In many collections, documents are annotated using concepts from a structured knowledge source such as an ontology or thesaurus. Examples include the news domain [7], where each news item is categorized according to the nature of the event that took place, and Wikipedia, with its per-article categories [1]. These categorizing systems originally stem from the cataloging systems used in libraries and conceptual search is commonly used in digital library environments at the front-end to support search and navigation. In this paper we want to employ the explicit knowledge used for annotation at the back-end, not just to improve retrieval performance, but also to generate high-quality term and concept suggestions. To do so, we use the dual document representation— concepts and terms—to create a generative language model for each concept, which bridges the gap between vocabulary terms and concepts. Related work has also used textual representations to represent concepts, see e.g., [1, 11], however, there are two important differences. First, we use statistical language modeling techniques to parametrize the concept models, by leveraging the dual representation of the documents. Second, we found that simple maximum likelihood estimation assigns too much probability mass to terms and concepts which may not be relevant to each document. Thus we apply an EM algorithm to “parsimonize” the document models.

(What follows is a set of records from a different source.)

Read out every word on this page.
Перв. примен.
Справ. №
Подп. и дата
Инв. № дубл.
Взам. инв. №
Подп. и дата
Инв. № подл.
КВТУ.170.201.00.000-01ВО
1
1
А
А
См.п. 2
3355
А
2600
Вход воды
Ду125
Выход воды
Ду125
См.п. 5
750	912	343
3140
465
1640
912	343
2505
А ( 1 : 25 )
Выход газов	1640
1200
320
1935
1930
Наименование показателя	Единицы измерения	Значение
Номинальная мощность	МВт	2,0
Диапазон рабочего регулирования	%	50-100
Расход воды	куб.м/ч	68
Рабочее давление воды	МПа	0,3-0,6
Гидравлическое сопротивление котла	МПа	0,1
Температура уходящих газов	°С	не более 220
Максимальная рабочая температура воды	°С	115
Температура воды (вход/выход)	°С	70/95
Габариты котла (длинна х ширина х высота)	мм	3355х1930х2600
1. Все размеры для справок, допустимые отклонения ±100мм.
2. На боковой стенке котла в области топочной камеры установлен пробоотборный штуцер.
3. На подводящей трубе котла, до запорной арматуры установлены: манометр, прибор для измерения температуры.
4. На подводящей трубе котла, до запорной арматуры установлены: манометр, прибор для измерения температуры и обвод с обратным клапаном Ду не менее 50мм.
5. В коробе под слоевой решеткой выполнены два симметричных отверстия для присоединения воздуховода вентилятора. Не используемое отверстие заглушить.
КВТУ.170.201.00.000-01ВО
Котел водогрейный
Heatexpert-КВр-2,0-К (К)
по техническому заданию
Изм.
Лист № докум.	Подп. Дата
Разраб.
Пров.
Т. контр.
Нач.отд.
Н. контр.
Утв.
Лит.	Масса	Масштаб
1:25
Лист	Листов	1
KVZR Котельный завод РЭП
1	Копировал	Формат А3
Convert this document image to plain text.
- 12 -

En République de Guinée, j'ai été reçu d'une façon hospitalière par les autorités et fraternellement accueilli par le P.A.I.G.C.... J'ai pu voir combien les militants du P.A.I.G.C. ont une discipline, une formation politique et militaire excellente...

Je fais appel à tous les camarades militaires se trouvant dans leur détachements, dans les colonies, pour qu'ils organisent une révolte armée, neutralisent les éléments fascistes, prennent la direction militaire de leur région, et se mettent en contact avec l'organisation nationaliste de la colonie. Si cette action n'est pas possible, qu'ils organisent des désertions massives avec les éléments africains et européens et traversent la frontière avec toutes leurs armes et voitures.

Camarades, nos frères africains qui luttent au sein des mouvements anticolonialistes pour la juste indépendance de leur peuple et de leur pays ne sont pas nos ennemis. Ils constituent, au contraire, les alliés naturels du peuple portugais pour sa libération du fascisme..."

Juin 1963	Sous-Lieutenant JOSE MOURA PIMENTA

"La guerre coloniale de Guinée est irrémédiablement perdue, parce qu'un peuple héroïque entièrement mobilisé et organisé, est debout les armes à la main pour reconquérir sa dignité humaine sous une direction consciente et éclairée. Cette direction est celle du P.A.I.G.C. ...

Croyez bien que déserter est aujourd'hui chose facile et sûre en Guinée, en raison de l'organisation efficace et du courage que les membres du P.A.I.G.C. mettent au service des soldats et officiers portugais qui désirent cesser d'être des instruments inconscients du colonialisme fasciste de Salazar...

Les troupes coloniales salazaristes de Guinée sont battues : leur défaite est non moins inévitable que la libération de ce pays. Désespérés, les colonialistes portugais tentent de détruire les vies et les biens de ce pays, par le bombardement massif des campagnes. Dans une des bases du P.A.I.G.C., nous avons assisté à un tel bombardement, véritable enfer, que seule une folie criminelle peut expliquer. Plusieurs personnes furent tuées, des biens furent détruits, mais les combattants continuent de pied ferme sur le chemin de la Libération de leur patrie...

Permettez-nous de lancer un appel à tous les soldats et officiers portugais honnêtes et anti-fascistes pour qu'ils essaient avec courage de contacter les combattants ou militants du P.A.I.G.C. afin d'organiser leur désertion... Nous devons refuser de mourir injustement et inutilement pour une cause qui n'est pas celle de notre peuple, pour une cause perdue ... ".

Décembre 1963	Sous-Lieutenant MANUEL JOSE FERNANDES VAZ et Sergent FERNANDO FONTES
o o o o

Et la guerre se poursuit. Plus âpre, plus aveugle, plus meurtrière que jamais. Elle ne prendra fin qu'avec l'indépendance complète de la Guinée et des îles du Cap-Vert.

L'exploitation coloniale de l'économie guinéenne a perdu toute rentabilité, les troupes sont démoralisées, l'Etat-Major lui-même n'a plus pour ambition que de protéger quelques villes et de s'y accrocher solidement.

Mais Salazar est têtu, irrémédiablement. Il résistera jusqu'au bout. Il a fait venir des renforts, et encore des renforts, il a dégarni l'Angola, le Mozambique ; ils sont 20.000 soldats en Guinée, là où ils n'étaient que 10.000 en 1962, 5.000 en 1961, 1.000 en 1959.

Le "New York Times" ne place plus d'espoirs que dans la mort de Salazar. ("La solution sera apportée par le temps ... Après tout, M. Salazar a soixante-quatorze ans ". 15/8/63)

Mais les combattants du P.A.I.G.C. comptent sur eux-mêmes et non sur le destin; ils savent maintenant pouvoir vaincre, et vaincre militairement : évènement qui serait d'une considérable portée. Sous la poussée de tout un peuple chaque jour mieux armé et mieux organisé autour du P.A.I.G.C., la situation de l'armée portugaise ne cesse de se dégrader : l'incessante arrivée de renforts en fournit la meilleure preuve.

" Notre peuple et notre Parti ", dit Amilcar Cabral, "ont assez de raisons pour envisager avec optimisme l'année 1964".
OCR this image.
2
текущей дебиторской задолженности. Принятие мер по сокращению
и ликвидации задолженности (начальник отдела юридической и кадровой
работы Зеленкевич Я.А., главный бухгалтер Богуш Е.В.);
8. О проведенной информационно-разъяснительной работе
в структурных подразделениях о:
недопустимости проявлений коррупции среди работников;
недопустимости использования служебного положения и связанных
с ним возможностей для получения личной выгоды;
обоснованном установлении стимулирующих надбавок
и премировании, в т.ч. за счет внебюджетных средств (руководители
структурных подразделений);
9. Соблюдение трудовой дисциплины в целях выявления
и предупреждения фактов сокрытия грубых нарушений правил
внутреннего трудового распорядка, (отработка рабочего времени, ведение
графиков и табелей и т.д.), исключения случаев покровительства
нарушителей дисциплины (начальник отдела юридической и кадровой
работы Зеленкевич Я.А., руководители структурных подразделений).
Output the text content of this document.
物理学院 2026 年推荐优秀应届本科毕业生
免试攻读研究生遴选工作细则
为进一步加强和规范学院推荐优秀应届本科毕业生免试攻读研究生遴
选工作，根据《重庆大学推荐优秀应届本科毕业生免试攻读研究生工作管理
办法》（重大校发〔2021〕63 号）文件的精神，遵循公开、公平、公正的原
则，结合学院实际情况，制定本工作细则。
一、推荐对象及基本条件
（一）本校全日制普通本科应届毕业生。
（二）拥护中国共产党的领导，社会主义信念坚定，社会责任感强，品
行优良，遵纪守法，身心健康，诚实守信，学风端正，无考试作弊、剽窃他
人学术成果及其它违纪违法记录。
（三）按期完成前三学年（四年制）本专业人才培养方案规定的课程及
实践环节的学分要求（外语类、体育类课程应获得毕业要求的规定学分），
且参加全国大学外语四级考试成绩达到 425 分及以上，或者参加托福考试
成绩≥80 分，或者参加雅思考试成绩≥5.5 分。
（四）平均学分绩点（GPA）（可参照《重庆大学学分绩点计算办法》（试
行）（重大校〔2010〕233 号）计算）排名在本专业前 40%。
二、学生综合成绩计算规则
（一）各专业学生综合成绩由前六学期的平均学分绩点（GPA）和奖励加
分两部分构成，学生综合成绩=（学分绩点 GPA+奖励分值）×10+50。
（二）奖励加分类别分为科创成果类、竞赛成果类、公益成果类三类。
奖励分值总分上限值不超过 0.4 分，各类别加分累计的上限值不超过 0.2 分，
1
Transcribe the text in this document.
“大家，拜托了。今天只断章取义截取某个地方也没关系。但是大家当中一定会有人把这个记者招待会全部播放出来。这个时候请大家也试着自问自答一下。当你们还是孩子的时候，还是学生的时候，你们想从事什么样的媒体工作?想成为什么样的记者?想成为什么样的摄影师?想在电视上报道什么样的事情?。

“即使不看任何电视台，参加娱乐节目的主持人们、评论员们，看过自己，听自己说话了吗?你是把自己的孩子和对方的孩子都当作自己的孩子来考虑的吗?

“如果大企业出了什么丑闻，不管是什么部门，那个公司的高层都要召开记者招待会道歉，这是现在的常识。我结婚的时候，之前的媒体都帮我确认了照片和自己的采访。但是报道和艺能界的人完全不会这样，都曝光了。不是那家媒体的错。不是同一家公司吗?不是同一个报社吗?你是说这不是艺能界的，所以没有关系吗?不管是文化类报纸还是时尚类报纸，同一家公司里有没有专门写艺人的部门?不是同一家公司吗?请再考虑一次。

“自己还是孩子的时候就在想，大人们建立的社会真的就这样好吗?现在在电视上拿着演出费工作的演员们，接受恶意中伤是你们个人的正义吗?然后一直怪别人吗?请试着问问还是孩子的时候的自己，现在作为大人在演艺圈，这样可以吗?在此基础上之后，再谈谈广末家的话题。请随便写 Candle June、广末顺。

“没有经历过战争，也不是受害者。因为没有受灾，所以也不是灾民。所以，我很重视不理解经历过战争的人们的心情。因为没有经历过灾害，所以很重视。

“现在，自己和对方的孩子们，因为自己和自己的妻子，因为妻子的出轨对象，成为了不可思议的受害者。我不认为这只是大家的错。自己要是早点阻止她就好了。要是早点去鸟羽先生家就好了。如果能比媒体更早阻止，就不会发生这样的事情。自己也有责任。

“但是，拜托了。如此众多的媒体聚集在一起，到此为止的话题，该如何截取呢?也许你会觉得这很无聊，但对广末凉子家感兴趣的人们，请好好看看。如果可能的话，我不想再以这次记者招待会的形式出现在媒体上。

The research questions we address are twofold: (i) what are the results of applying our model as compared to a query-likelihood baseline as well as compared to a run based on relevance models [9] and (ii) what is the influence of parsimonizing? To answer these questions, we use the TREC Genomics track test collections in conjunction with MedLine. MedLine contains over 16 million bibliographic records of publications from the life sciences domain and each abstract therein has been manually indexed by trained curators, who use concepts from the MeSH (Medical Subject Headings) thesaurus [10]. We show that our approach is able to achievesimilar or better performance than relevance models, whilst at the same time providing high quality concepts to facilitate navigation. Examples will show that our parsimonious concept models generate terms that are more specific than those acquired through maximum likelihood estimates.